Create Multiple Snapshots

for i in range(3):
    spark.sql(f"""
        INSERT INTO drls.travel_demo.metrics VALUES
        (current_timestamp(), 'cpu', {50 + i * 10}.0),
        (current_timestamp(), 'memory', {60 + i * 5}.0)
    """)
    time.sleep(1)

Each INSERT creates a new Iceberg snapshot. After three inserts, the table has 3 snapshots with 2 rows each (6 total).

View Snapshot History

from drls.iceberg import history

h = history(spark, "drls.travel_demo.metrics")
for snap in h["snapshots"]:
    print(f"  ID: {snap['snapshot_id']}, Time: {snap['committed_at']}")

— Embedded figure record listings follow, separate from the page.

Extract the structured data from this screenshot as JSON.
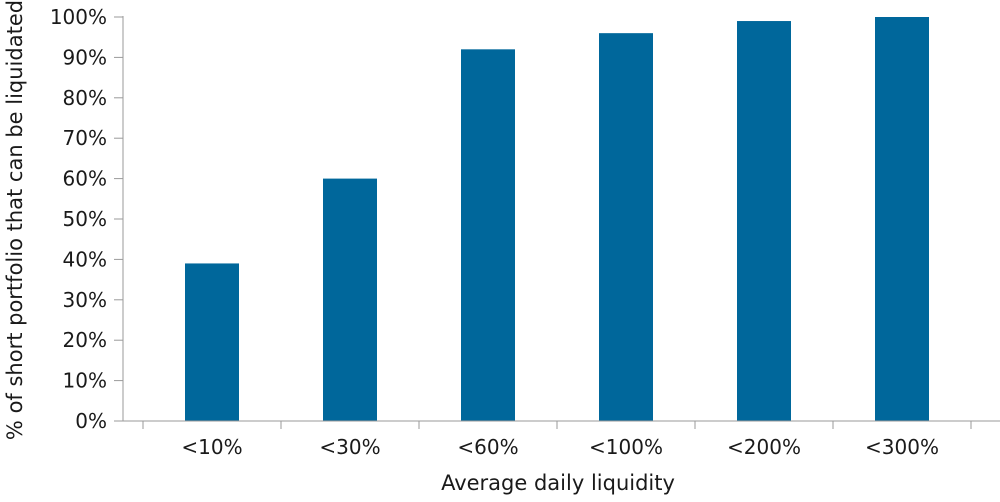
{
  "chart_data": {
    "type": "bar",
    "categories": [
      "<10%",
      "<30%",
      "<60%",
      "<100%",
      "<200%",
      "<300%"
    ],
    "values": [
      39,
      60,
      92,
      96,
      99,
      100
    ],
    "title": "",
    "xlabel": "Average daily liquidity",
    "ylabel": "% of short portfolio that can be liquidated",
    "ylim": [
      0,
      100
    ],
    "yticks": [
      0,
      10,
      20,
      30,
      40,
      50,
      60,
      70,
      80,
      90,
      100
    ],
    "ytick_labels": [
      "0%",
      "10%",
      "20%",
      "30%",
      "40%",
      "50%",
      "60%",
      "70%",
      "80%",
      "90%",
      "100%"
    ],
    "grid": false,
    "legend": "none",
    "bar_color": "#00679b",
    "axis_color": "#9a9a9a"
  }
}
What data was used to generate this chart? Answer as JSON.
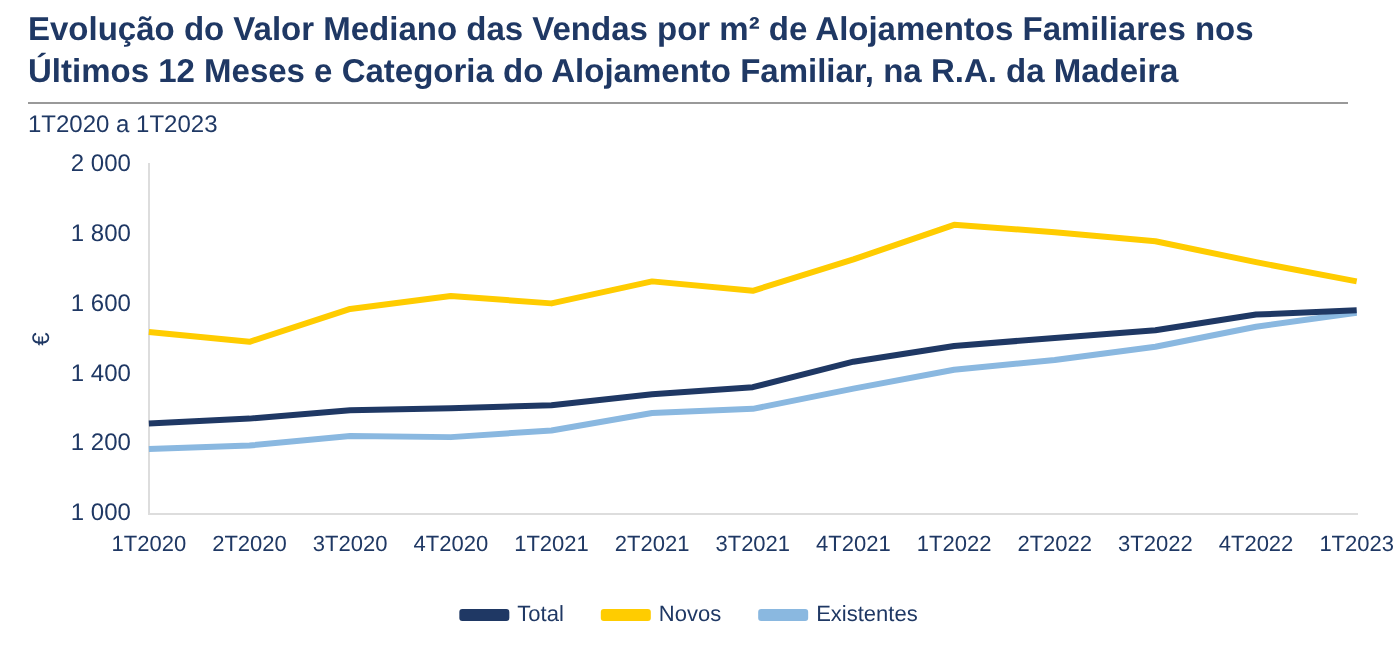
{
  "chart_data": {
    "type": "line",
    "title": "Evolução do Valor Mediano das Vendas por m² de Alojamentos Familiares nos Últimos 12 Meses e Categoria do Alojamento Familiar, na R.A. da Madeira",
    "subtitle": "1T2020 a 1T2023",
    "ylabel": "€",
    "categories": [
      "1T2020",
      "2T2020",
      "3T2020",
      "4T2020",
      "1T2021",
      "2T2021",
      "3T2021",
      "4T2021",
      "1T2022",
      "2T2022",
      "3T2022",
      "4T2022",
      "1T2023"
    ],
    "series": [
      {
        "name": "Total",
        "color": "#1f3864",
        "values": [
          1258,
          1272,
          1296,
          1302,
          1310,
          1342,
          1362,
          1435,
          1480,
          1503,
          1525,
          1570,
          1582
        ]
      },
      {
        "name": "Novos",
        "color": "#ffcc00",
        "values": [
          1520,
          1492,
          1586,
          1623,
          1602,
          1665,
          1638,
          1728,
          1827,
          1806,
          1780,
          1720,
          1665
        ]
      },
      {
        "name": "Existentes",
        "color": "#8ab8e0",
        "values": [
          1185,
          1195,
          1222,
          1219,
          1238,
          1288,
          1300,
          1358,
          1412,
          1440,
          1478,
          1535,
          1575
        ]
      }
    ],
    "ylim": [
      1000,
      2000
    ],
    "yticks": [
      {
        "value": 1000,
        "label": "1 000"
      },
      {
        "value": 1200,
        "label": "1 200"
      },
      {
        "value": 1400,
        "label": "1 400"
      },
      {
        "value": 1600,
        "label": "1 600"
      },
      {
        "value": 1800,
        "label": "1 800"
      },
      {
        "value": 2000,
        "label": "2 000"
      }
    ],
    "grid": false,
    "legend": "bottom",
    "marker": "none",
    "line_style": "solid"
  }
}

The history shows all snapshots with their IDs, timestamps, and operations.

Time-Travel Query

from drls.iceberg import snapshot_at

first_snap_id = h["snapshots"][0]["snapshot_id"]
old_df = snapshot_at(spark, "drls.travel_demo.metrics",
                     snapshot_id=first_snap_id)
print(f"Row count at first snapshot: {old_df.count()}")  # 2

snapshot_at() returns a DataFrame showing the table as it was at that snapshot — only 2 rows from the first insert.

Rollback

from drls.iceberg import rollback_to

result = rollback_to(spark, "drls.travel_demo.metrics",
                     snapshot_id=first_snap_id)
rolled_back_count = spark.table("drls.travel_demo.metrics").count()  # 2

After rollback, the current table state matches the first snapshot. This creates a new snapshot — the history is preserved.